Wang pointed out that farmers were pivoting from CBD to “intoxicating cannabinoids” like delta-8. He urged the committee and congress to take action and cut off access to those cannabinoids through FDA regulations.
Ryan Quarles, agriculture commissioner for the state of Kentucky, shared Wang’s sentiments that the FDA’s lack of regulation has led to a contraction in the market.
Kate Greenberg, with the Colorado Department of Agriculture, pointed out the need to raise the THC threshold from 0.3% to 1% – a move seen by most in attendance as a positive step.
Other ideas discussed by witnesses included removing the criminal background check requirements for producers; allowing the use of certified seeds in lieu of compliance testing; eliminating the DEA certification requirement for testing labs; as well as establishing federal grants to support state programs.

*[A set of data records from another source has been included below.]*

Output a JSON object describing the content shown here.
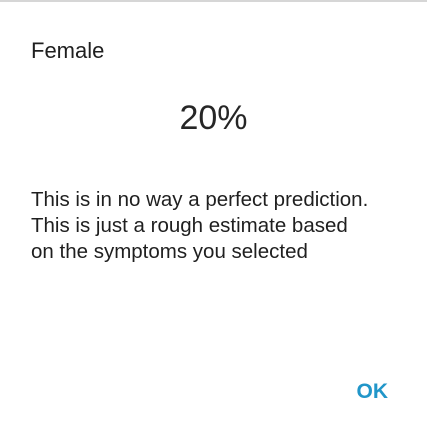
{
  "dialog": {
    "title": "Female",
    "percentage": "20%",
    "message": "This is in no way a perfect prediction.\nThis is just a rough estimate based\non the symptoms you selected",
    "ok_label": "OK"
  },
  "colors": {
    "accent": "#2196c9",
    "text": "#1f1f1f",
    "divider": "#d6d6d6",
    "background": "#ffffff"
  }
}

Congresspersons’ questions mostly reinforced the testimony they had received, with questions focused on regulatory gaps and climate smart solutions.
Noticeably absent from the hearing was a representative from the USDA or FDA. Multiple committee members expressed their disappointment at the agencies’ lack of attendance.
Today’s hearing is a precursor to the upcoming debate around the 2023 Farm Bill, which is expected to include significant changes to the hemp law. Most notably, groups like the US Hemp Roundtable and Hemp Industries Association have endorsed a bill – the Hemp Advancement Act – which will ban smokable CBD flower and hemp-derived THCs, like delta-8 and HHC.
In a recent meeting, Rick Trojan, VP of the HIA, admitted the US Hemp Roundtable also wants to ban high delta-9 products, which could end the market for delta-9 infused products.